Beberapa menit kemudian,Anushka kembali ke kamar Zico melihat pria itu sudah bersiap - siap untuk mandi dan mengenakan baju mandinya.


"Tuan Muda...Air nya sudah siap anda bisa mandi sekarang...!" Seru Anushka menundukkan kepala nya


"Bantu aku Mandi...!"Zico melewati tempat berdirinya Anushka


"Tapi Tuan...." melirik kearah Zico yang berdiri di ambang pintu kamar mandi


"ini perintah ...! aku tidak suka di bantah "Ucap Zico segera masuk dalam kamar mandi,Anushka segera menyusul sebelum Zico memarahinya lagi.


Zico sudah berdiri disamping bathub,Dia segera melepaskan baju mandi nya dan menyerahkan nya kepada Anushka,gadis itu memejamkan matanya,sehingga tidak bisa menjangkau baju mandi yang ada di tangan Zico .


"Buka mata mu...!! "Teriak Zico mengagetkan Anushka,namun gadis itu hanya menggelengkan kepala nya "Aku masih memakai celana apa yang kau takuti ...!!" sambungnya lagi,Setelah mendengar ucapan Zico barulah Anushka membuka matanya,dan mengambil baju mandi yang ada di tangan Zico,air di bathub sudah penuh sehingga tumpah keluar Anushka segera mematikan Keran air,namun sial nya gadis itu malah terpeleset dan jatuh kedalam bathub dimana Zico sedang berendam .

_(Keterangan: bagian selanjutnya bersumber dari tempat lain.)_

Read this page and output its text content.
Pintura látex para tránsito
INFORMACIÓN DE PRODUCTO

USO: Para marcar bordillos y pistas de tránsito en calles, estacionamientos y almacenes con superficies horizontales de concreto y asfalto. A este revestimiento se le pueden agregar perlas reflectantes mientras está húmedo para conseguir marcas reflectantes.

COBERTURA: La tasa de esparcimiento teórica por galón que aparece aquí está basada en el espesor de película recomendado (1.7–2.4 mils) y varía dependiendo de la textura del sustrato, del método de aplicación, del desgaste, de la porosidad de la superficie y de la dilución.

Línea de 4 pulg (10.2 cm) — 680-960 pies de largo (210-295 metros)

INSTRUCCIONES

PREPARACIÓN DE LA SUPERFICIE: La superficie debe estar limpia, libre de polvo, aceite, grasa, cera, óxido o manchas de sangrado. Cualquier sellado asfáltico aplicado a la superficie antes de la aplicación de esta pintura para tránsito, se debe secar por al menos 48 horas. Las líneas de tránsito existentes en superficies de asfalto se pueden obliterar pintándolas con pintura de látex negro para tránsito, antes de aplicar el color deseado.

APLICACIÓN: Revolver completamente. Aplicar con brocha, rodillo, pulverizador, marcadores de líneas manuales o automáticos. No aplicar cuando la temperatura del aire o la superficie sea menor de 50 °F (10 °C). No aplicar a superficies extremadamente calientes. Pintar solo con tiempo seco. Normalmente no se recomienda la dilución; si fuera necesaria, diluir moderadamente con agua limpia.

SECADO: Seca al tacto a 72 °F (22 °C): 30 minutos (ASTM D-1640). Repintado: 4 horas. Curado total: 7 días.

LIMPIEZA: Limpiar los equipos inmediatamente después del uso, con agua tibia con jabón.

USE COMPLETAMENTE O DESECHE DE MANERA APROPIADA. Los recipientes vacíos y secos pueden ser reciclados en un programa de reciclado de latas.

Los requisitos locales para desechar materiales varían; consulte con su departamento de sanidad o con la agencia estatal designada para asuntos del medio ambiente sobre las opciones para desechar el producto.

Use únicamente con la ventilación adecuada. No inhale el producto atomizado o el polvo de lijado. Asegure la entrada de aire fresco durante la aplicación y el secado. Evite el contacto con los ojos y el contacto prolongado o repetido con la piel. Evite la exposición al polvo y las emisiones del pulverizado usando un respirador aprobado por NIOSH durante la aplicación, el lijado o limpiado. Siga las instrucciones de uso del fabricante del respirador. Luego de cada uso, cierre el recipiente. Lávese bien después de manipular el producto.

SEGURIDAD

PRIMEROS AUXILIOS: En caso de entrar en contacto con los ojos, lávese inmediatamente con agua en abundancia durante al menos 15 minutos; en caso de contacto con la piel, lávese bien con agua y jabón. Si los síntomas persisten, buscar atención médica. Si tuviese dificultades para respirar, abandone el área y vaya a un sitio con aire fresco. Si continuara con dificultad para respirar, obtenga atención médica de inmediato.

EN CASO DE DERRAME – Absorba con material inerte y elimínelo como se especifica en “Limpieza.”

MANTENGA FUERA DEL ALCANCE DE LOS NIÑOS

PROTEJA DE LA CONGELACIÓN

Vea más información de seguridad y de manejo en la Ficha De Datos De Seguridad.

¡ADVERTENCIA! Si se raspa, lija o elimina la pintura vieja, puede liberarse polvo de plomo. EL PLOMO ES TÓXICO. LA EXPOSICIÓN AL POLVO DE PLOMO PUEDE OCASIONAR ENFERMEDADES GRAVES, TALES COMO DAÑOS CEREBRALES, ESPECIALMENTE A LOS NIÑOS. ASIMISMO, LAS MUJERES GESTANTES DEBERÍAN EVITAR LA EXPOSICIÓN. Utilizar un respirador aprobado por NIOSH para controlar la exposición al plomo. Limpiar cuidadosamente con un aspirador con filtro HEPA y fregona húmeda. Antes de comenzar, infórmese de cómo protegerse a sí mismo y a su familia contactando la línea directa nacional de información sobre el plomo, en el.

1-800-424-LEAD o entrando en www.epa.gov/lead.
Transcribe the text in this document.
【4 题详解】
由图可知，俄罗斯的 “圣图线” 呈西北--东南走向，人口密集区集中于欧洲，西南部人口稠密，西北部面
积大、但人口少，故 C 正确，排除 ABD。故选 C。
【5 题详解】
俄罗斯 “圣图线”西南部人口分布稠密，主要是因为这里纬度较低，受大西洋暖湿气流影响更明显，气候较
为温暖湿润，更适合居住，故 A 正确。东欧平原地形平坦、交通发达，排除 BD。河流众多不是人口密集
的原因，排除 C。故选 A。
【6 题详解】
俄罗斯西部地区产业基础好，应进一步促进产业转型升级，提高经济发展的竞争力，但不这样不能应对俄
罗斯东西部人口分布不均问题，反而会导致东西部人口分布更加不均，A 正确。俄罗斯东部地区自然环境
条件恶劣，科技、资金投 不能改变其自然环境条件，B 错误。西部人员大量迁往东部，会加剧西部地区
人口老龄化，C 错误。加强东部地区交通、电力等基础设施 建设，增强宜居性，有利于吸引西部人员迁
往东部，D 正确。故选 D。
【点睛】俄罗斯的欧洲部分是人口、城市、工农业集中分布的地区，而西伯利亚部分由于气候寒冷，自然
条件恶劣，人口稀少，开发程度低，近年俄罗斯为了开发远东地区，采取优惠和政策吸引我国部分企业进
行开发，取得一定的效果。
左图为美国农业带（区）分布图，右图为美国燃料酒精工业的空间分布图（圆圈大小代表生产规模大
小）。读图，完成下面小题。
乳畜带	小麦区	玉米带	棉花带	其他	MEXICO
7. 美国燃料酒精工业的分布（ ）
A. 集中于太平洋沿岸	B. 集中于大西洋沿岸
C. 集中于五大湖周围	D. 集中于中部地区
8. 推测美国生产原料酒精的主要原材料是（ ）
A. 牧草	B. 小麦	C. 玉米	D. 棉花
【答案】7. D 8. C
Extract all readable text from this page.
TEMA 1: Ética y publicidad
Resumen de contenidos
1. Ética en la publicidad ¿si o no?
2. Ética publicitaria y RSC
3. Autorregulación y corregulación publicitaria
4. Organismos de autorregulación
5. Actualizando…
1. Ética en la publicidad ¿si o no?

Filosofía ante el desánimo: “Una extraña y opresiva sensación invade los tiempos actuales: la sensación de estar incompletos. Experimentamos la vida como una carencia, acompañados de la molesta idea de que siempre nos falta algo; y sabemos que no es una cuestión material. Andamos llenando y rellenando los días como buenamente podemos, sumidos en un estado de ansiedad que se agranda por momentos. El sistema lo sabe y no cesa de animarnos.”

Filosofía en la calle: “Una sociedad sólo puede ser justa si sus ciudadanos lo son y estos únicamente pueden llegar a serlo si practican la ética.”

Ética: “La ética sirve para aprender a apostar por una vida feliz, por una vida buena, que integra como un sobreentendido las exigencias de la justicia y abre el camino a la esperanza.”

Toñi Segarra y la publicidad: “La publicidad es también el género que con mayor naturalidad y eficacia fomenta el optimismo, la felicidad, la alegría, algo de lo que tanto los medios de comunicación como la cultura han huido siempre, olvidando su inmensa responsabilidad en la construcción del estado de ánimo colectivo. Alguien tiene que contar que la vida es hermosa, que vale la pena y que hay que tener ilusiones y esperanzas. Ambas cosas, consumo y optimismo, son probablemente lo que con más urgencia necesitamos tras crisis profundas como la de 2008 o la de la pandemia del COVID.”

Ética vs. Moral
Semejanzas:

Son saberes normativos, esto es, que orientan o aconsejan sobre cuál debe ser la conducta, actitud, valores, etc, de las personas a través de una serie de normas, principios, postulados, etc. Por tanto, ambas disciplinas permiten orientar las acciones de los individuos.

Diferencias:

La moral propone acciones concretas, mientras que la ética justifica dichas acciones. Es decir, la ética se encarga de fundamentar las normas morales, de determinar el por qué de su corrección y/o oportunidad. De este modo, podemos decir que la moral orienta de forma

"Akkh......" bruummmm....!! Melihat Anushka terjatuh ke atas nya membuat Zico mengerutkan dahinya wajahnya merah meskipun berada di air namun aura nya seketika berubah menjadi panas.


"Apa yang kau lakukan...!!" Tatapan Zico seakan menusuk jantung Anushka melihat nya bak musuh bebuyutan dalam sekejap mata gadis ini bisa langsung mati di tangan pria ini.


"Ma..maaf ...!!"Anushka segera bangkit namun sial,lagi -lagi Dia malah salah menyentuh benda yang tersembunyi di balik air membuat telinga Zico semakin memerah .


"Apa yang kau sentuh...!!" Teriak Zico begitu keras,membuat seluruh darah Anushka mendingin dan jantung berdebar cukup kencang .


"Hiks ...hiks...ma..maaf kan aku...!! Tuan muda mohon jangan siksa aku...Aku akan segera pergi " begitu takut nya Anushka terhadap sosok Zico,mendengar suaranya saja membuat gadis ini menangis sesenggukan,Zico menatap Anushka dengan datar saat melihat gadis ini menangis,bibir nya terpaku,tidak dapat lagi berteriak seperti sebelum nya sampai bayangan Anushka berlalu dari hadapan Nya .


"Dia sampai gemetar begitu mendengar suara ku " Gumam Zico menatap kearah pintu yang terlintas dengan bayangan Anushka


Setelah selesai mandi,Zico turun ke lantai dasar untuk sarapan,Dia berjalan menunju dapur,seperti biasanya hanya mengenakan kaos polos yang ngepas dan celana bahan duduk di kursi utama meja makan.


"Ah....."


prang.......Anushka kaget melihat Zico sudah duduk di meja makan,sehingga gelas yang Dia pegang jatuh berserakan di lantai membuat beling itu jatuh mengenai kakinya dan tergores sehingga mengeluarkan darah,Zico menatap Anushka dengan tajam nya .


"Gadis ini selalu ceroboh " Batin Zico masih melihat Anushka dan tidak melihat kaki nya yang terluka


"Maaf Tuan akan saya bereskan ...!!" setelah membersihkan lantai,Anushka segera menghidangkan semua menu makan di depan Zico,bisa itu bisa memilih mana yang Dia makan sesuai seleranya .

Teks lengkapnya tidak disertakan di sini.